In 2000, Muriel Romanes became Artistic Director. As one of the original co-founders of the company, she had an outstanding reputation as a director and a performer in Scottish theatre, supporting new writers and providing opportunities for women in theatre to develop in other creative areas. This included the Rehearsal Room programme to develop new plays. She also nurtured a special relationship with Quebec, notably presenting the triple Fringe First winning Jennifer Tremblay Trilogy.

In 2016, Muriel was succeeded by Jemima Levick. With a particular commitment to equality and diversity, Jemima broadened the organisation’s reach in sector development and community engagement by establishing new programmes of work.

Jemima produced and directed a wide breadth of collaborative work, co-producing shows with National Theatre Scotland, The Lyceum, Citizens Theatre, Imaginate, Pearlfisher, Dundee Rep and Scottish Dance Theatre.

Jemima left Stellar Quines to join Play Pie and a Pint in 2021 as their Artistic Director, with Caitlin Skinner joining the company that April. Caitlin’s vision is for an intersectional feminist theatre company which invites action through a collaborative programme of work. This includes touring shows, engaging communities, supporting creatives and campaigns all with the aim of achieving greater equality.

In 2024 the company relocated from the City of Edinburgh to Kirkcaldy, Fife in a move to decentralise arts and cultural activity out of the nation’s urban centres, collaborate with communities and provide quality opportunities for local people to engage with the performing arts.

==Productions==
The company’s first production was Night Sky by Susan Yankowitz, directed by Lynn Bains. It toured to Aberdeen, Ayr, Glasgow, St Andrews and Edinburgh during the spring of 1994.

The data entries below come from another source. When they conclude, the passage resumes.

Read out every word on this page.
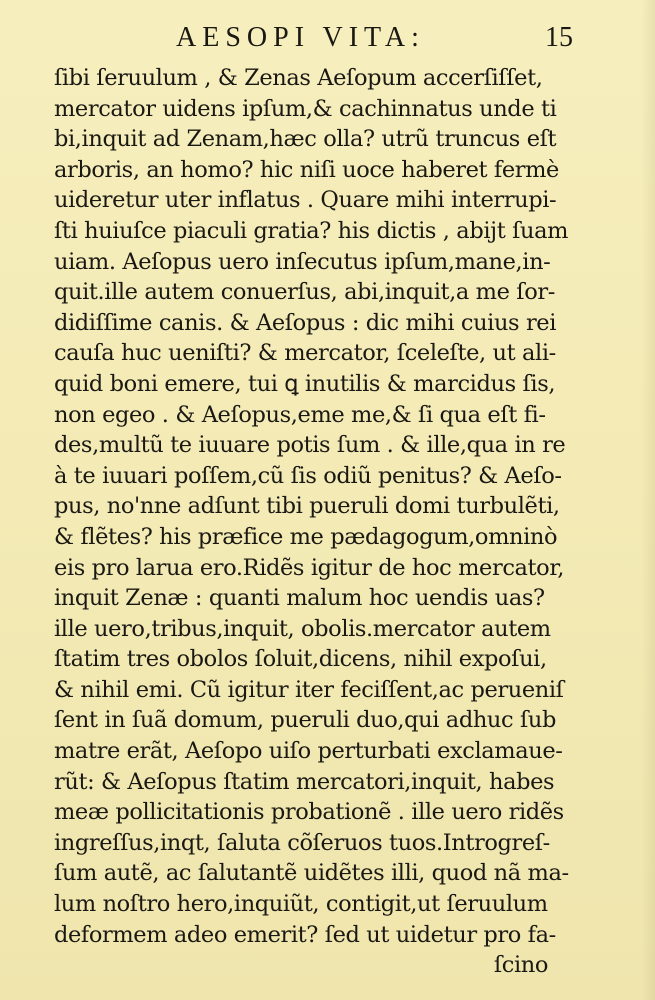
AESOPI VITA:	15
ſibi ſeruulum , & Zenas Aeſopum accerſiſſet,
mercator uidens ipſum,& cachinnatus unde ti
bi,inquit ad Zenam,hæc olla? utrũ truncus eſt
arboris, an homo? hic niſi uoce haberet fermè
uideretur uter inflatus . Quare mihi interrupi-
ſti huiuſce piaculi gratia? his dictis , abijt ſuam
uiam. Aeſopus uero inſecutus ipſum,mane,in-
quit.ille autem conuerſus, abi,inquit,a me ſor-
didiſſime canis. & Aeſopus : dic mihi cuius rei
cauſa huc ueniſti? & mercator, ſcelеſte, ut ali-
quid boni emere, tui ꝗ inutilis & marcidus ſis,
non egeo . & Aeſopus,eme me,& ſi qua eſt fi-
des,multũ te iuuare potis ſum . & ille,qua in re
à te iuuari poſſem,cũ ſis odiũ penitus? & Aeſo-
pus, no'nne adſunt tibi pueruli domi turbulẽti,
& flẽtes? his præfice me pædagogum,omninò
eis pro larua ero.Ridẽs igitur de hoc mercator,
inquit Zenæ : quanti malum hoc uendis uas?
ille uero,tribus,inquit, obolis.mercator autem
ſtatim tres obolos ſoluit,dicens, nihil expoſui,
& nihil emi. Cũ igitur iter feciſſent,ac perueniſ
ſent in ſuã domum, pueruli duo,qui adhuc ſub
matre erãt, Aeſopo uiſo perturbati exclamaue-
rũt: & Aeſopus ſtatim mercatori,inquit, habes
meæ pollicitationis probationẽ . ille uero ridẽs
ingreſſus,inqt, ſaluta cõſeruos tuos.Introgreſ-
ſum autẽ, ac ſalutantẽ uidẽtes illi, quod nã ma-
lum noſtro hero,inquiũt, contigit,ut ſeruulum
deformem adeo emerit? ſed ut uidetur pro fa-
ſcino
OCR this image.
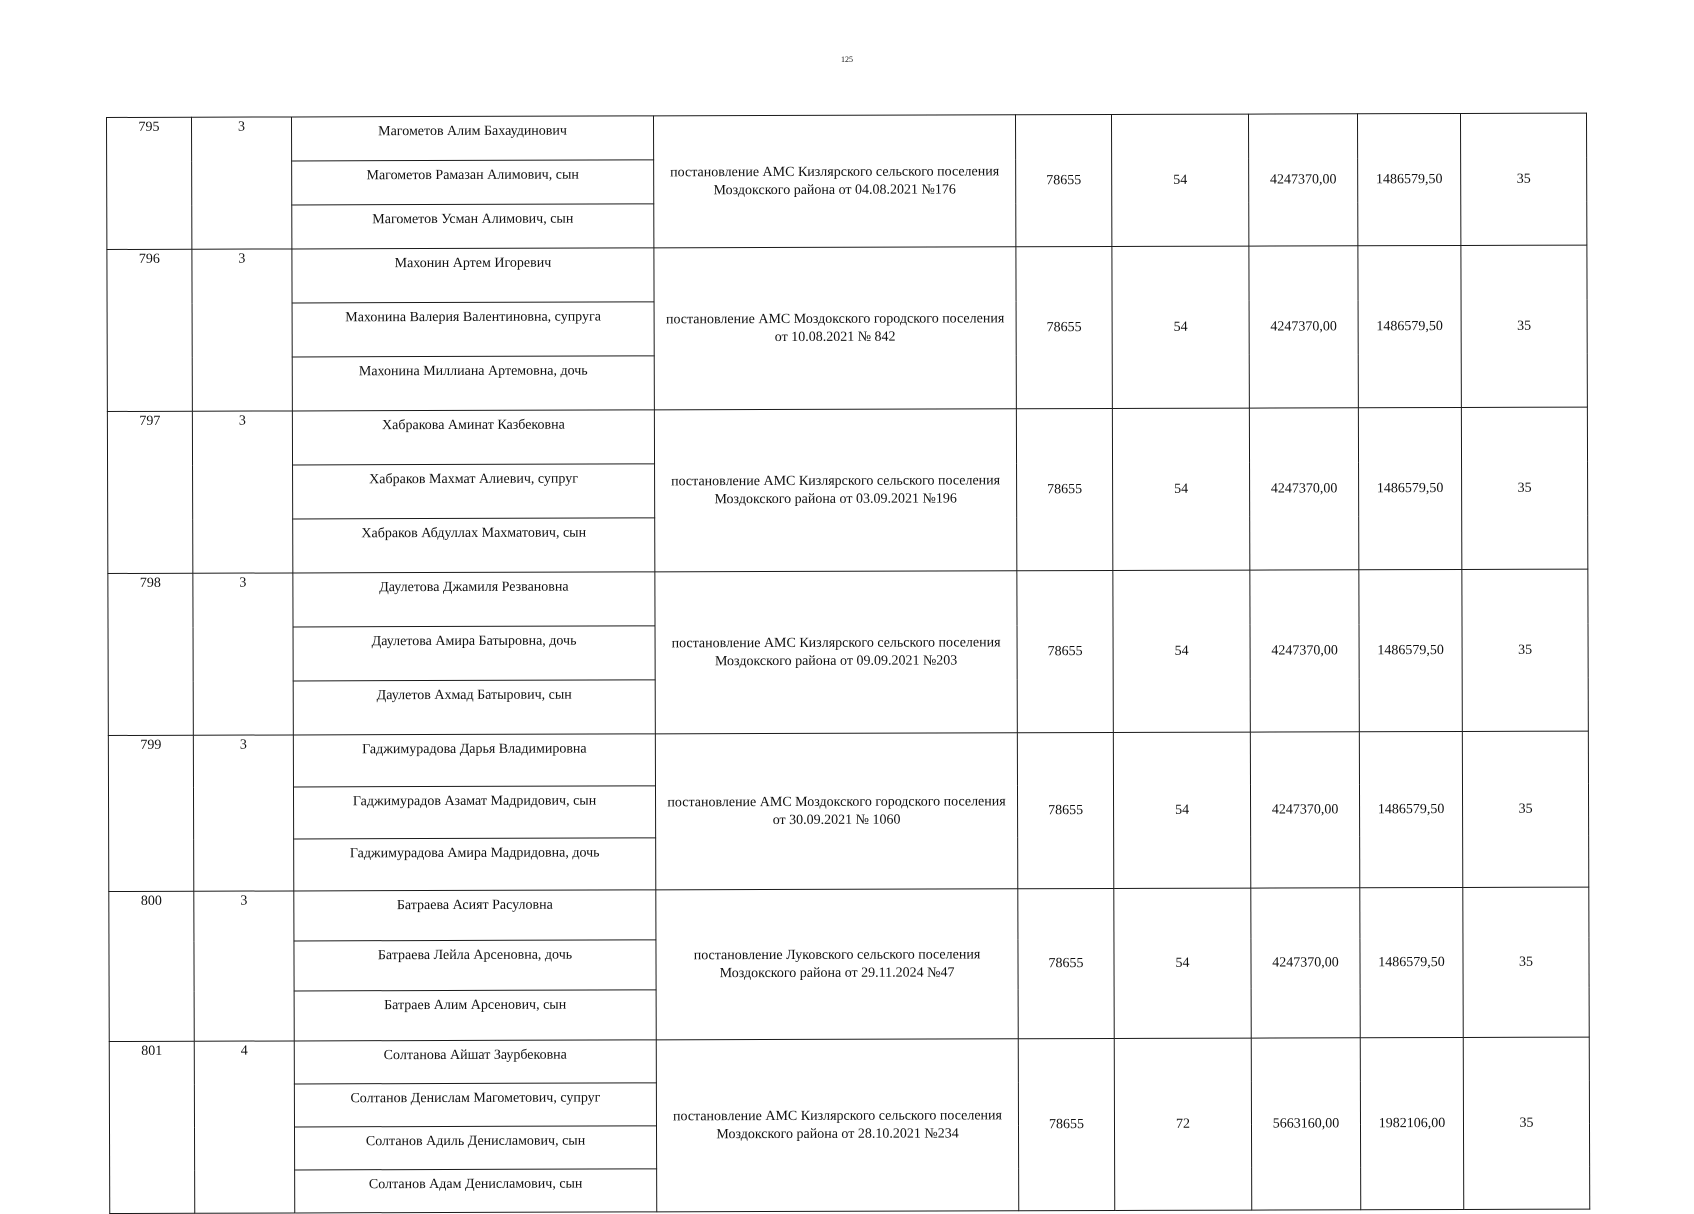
125
795	3	Магометов Алим Бахаудинович	постановление АМС Кизлярского сельского поселения Моздокского района от 04.08.2021 №176	78655	54	4247370,00	1486579,50	35
		Магометов Рамазан Алимович, сын						
		Магометов Усман Алимович, сын						
796	3	Махонин Артем Игоревич	постановление АМС Моздокского городского поселения от 10.08.2021 № 842	78655	54	4247370,00	1486579,50	35
		Махонина Валерия Валентиновна, супруга						
		Махонина Миллиана Артемовна, дочь						
797	3	Хабракова Аминат Казбековна	постановление АМС Кизлярского сельского поселения Моздокского района от 03.09.2021 №196	78655	54	4247370,00	1486579,50	35
		Хабраков Махмат Алиевич, супруг						
		Хабраков Абдуллах Махматович, сын						
798	3	Даулетова Джамиля Резвановна	постановление АМС Кизлярского сельского поселения Моздокского района от 09.09.2021 №203	78655	54	4247370,00	1486579,50	35
		Даулетова Амира Батыровна, дочь						
		Даулетов Ахмад Батырович, сын						
799	3	Гаджимурадова Дарья Владимировна	постановление АМС Моздокского городского поселения от 30.09.2021 № 1060	78655	54	4247370,00	1486579,50	35
		Гаджимурадов Азамат Мадридович, сын						
		Гаджимурадова Амира Мадридовна, дочь						
800	3	Батраева Асият Расуловна	постановление Луковского сельского поселения Моздокского района от 29.11.2024 №47	78655	54	4247370,00	1486579,50	35
		Батраева Лейла Арсеновна, дочь						
		Батраев Алим Арсенович, сын						
801	4	Солтанова Айшат Заурбековна	постановление АМС Кизлярского сельского поселения Моздокского района от 28.10.2021 №234	78655	72	5663160,00	1982106,00	35
		Солтанов Денислам Магометович, супруг						
		Солтанов Адиль Денисламович, сын						
		Солтанов Адам Денисламович, сын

Other key productions include:
- Refuge by Janet Paisley, directed by Gerda Stevenson. The play received the Peggy Ramsay Award for the development of new writing.
- The 1963 novella by Muriel Spark, The Girls of Slender Means, was adapted for a stage for a production by the Stellar Quines in August 2009.
- The Jennifer Tremblay Trilogy, a trio of plays directed by Muriel Romanes and written by Jennifer Tremblay (The List, The Deliverance and The Carousel). After producing and touring each show to critical acclaim, the trilogy undertook a full run at the 2015 Edinburgh Fringe Festival.
- The 306: Day by Oliver Emmanuel, directed by Jemima Levick in association with the National Theatre of Scotland and Perth Theatre. This was the second in a trilogy of plays responding to the centenary of World War 1.
- Through the Mud by Apphia Campbell, directed by Caitlin Skinner. The play tells the story of Black Panther Assata Shakur and a college student at the start of the Black Lives Matter movement. The show performed at the Royal Lyceum Theatre, before embarking on an Edinburgh Fringe 2024 run, a 2025 tour of Scotland, Brazil and Mexico.
- Frankie Stein by Julia Taudevin, with music and lyrics by Bethany Tennick and directed by Caitlin Skinner marks the first show since the companies move to Fife. A feminist adaptation of Mary Shelley’s Frankenstein looking at AI, gender justice and community. The show premiered at the Lochgelly Centre in April 2025.